Permissible Wage Deductions

Are you confused about what deductions can be taken out of an employee’s paycheck? Well, you are not alone! The Wage and Hour Division (WHD) of the Department of Labor completed 33,295 compliance actions and collected more than $224 million in back wages for more than 275,000 workers during the 2011 Fiscal Year (http://www.dol.gov/dol/budget/2013/bib.htm#whd). The WHD serves as the governing agency for Federal laws pertaining to minimum wage, overtime pay, recordkeeping and prevailing wages for government service and construction. The WHD provides a general overview of permissible wage deductions, but most wage deduction requirements are dictated and outlined within State laws.

Under the Fair Labor Standards Act (FLSA), permissible deductions from minimum wage include wage meals, lodging and similar facilities, tax withholdings, court-ordered payments, and voluntary deductions/payments to assignees. Specifically, these wage deductions are among the most common deductions that can legally decrease an employee’s wages below the federal or state applicable minimum wage.

Meals, Lodging and Other Facilities
Employers can deduct the reasonable cost of providing meals, lodging, and similar facilities. Only the reasonable cost of these items can be deducted – not any amount attributable to an employer’s profit.

Tax Withholding
Employers are permitted to deduct taxes from an employee’s wages. These deductions are permitted for the employee’s share of Social Security taxes, as well as other federal, state and local taxes.

Court-Ordered Payments

The FLSA does not restrict court-ordered garnishments as long as neither the employer nor any person acting on its behalf derives any benefit from the transaction. However, federal and state garnishment laws can set limits on the amount of wages that can be garnished.

Voluntary Deductions/Payments to Assignees
An employer can deduct amounts the employee directs the employer to pay to third parties, including deductions for: U.S. savings bonds, union dues, employee accounts with merchants, charitable contributions and employee benefit plan premiums or contributions. However, these deductions are permitted only if the employee has voluntarily assigned such amounts to the third-party, and neither the employer nor any person acting on the employer’s behalf derives any profit from the transaction.
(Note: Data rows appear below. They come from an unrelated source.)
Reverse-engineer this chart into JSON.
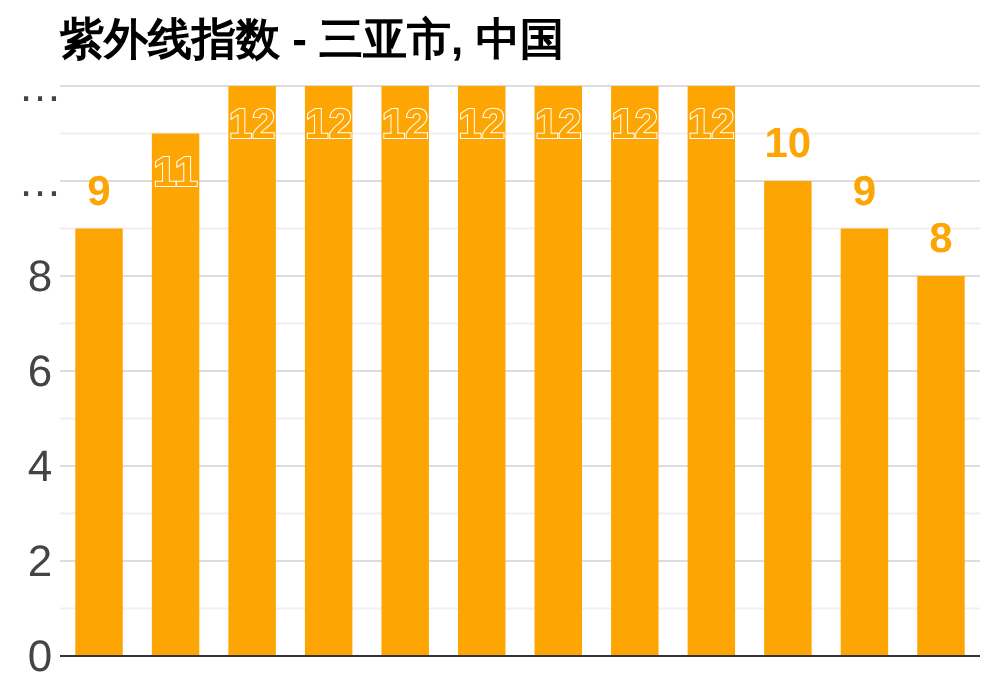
{
  "chart_data": {
    "type": "bar",
    "title": "紫外线指数 - 三亚市, 中国",
    "categories": [
      null,
      null,
      null,
      null,
      null,
      null,
      null,
      null,
      null,
      null,
      null,
      null
    ],
    "values": [
      9,
      11,
      12,
      12,
      12,
      12,
      12,
      12,
      12,
      10,
      9,
      8
    ],
    "color": "#fca503",
    "ylim": [
      0,
      12
    ],
    "yticks": [
      0,
      {
        "value": 1,
        "label": null
      },
      2,
      {
        "value": 3,
        "label": null
      },
      4,
      {
        "value": 5,
        "label": null
      },
      6,
      {
        "value": 7,
        "label": null
      },
      8,
      {
        "value": 9,
        "label": null
      },
      {
        "value": 10,
        "label": "…"
      },
      {
        "value": 11,
        "label": null
      },
      {
        "value": 12,
        "label": "…"
      }
    ],
    "grid": "y",
    "data_labels": true
  }
}
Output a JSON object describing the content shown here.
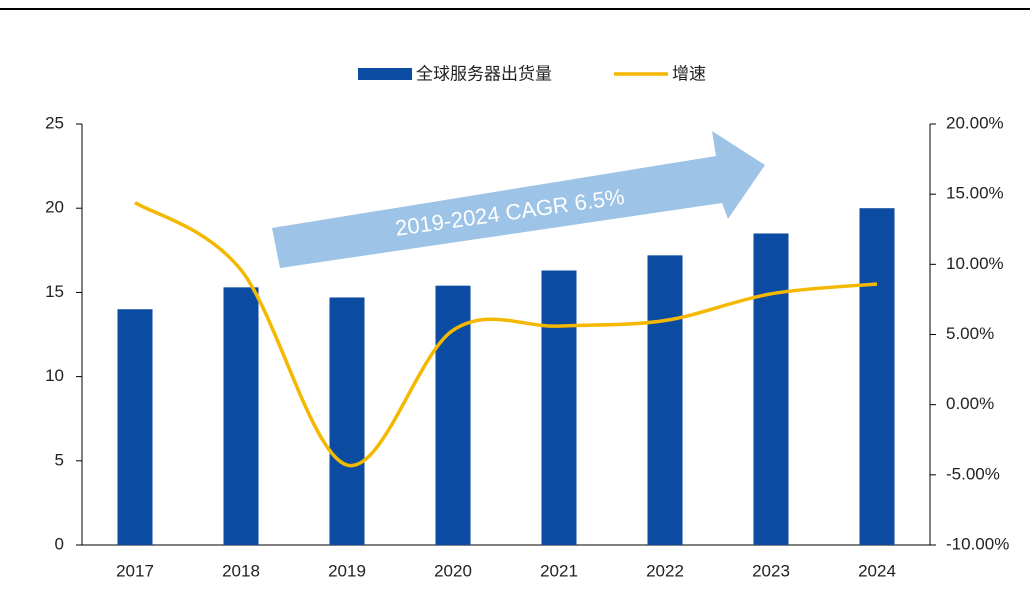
{
  "chart_data": {
    "type": "bar_line",
    "categories": [
      "2017",
      "2018",
      "2019",
      "2020",
      "2021",
      "2022",
      "2023",
      "2024"
    ],
    "series": [
      {
        "name": "全球服务器出货量",
        "color": "#0b4ba2",
        "type": "bar",
        "values": [
          14.0,
          15.3,
          14.7,
          15.4,
          16.3,
          17.2,
          18.5,
          20.0
        ]
      },
      {
        "name": "增速",
        "color": "#f5b800",
        "type": "line",
        "axis": "y2",
        "values": [
          14.4,
          9.6,
          -4.3,
          5.3,
          5.6,
          6.0,
          7.9,
          8.6
        ]
      }
    ],
    "ylim": [
      0,
      25
    ],
    "yticks": [
      0,
      5,
      10,
      15,
      20,
      25
    ],
    "y2lim": [
      -10,
      20
    ],
    "y2ticks": [
      {
        "value": -10,
        "label": "-10.00%"
      },
      {
        "value": -5,
        "label": "-5.00%"
      },
      {
        "value": 0,
        "label": "0.00%"
      },
      {
        "value": 5,
        "label": "5.00%"
      },
      {
        "value": 10,
        "label": "10.00%"
      },
      {
        "value": 15,
        "label": "15.00%"
      },
      {
        "value": 20,
        "label": "20.00%"
      }
    ],
    "annotation": "2019-2024  CAGR 6.5%"
  }
}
There are many other common and permissible deductions that are allowed as long as the employee’s wages do not fall below federal or state applicable minimum wage. It is important to stress that many of these deduction requirements are regulated by the state. For example, many retail employers look for ways to recover cash register shortages from their sales clerks. Many state wage payment laws, however, forbid deductions for this purpose. Listed below are common deductions employers take from employee wages:

o Items Considered to Primarily Benefit or Convenience the Employer
Items such as uniforms, tools, damages to the employer’s property, financial losses due to customers not paying bills and theft of the employer’s property by the employee or other individuals.

o Uniforms
The FLSA does not require that employees wear uniforms. However, if wearing a uniform is required for safety or is the nature of the business, the cost and maintenance of the uniform is considered to be a business expense of the employer. An employer may prorate deductions for the cost of the uniform over a period of paydays.

o Advances or Loans
According to the Department of Labor, if an employer makes a loan or advance of wages to an employee, the principal can be deducted from the employee’s earnings even if the deductions cuts into the minimum wage or overtime pay due to the employee. However, an employer cannot deduct for administrative costs or charge any interest if it brings the employee below minimum wage. Additionally, some states may have rules governing how and when an employer can collect from the employee.

o Wage Overpayments
Federal law does not prohibit employers from recouping wage overpayments. However, state laws should be reviewed prior to making these deductions as some states do not allow wage overpayments to be collected. It is considered an employer error that should not penalize the employee.
Requiring written authorization for deductions is common. Even if this is not mandated by federal or state laws, it is always an HR Best Practice to have an employee’s written authorization and documentation to make payroll deductions.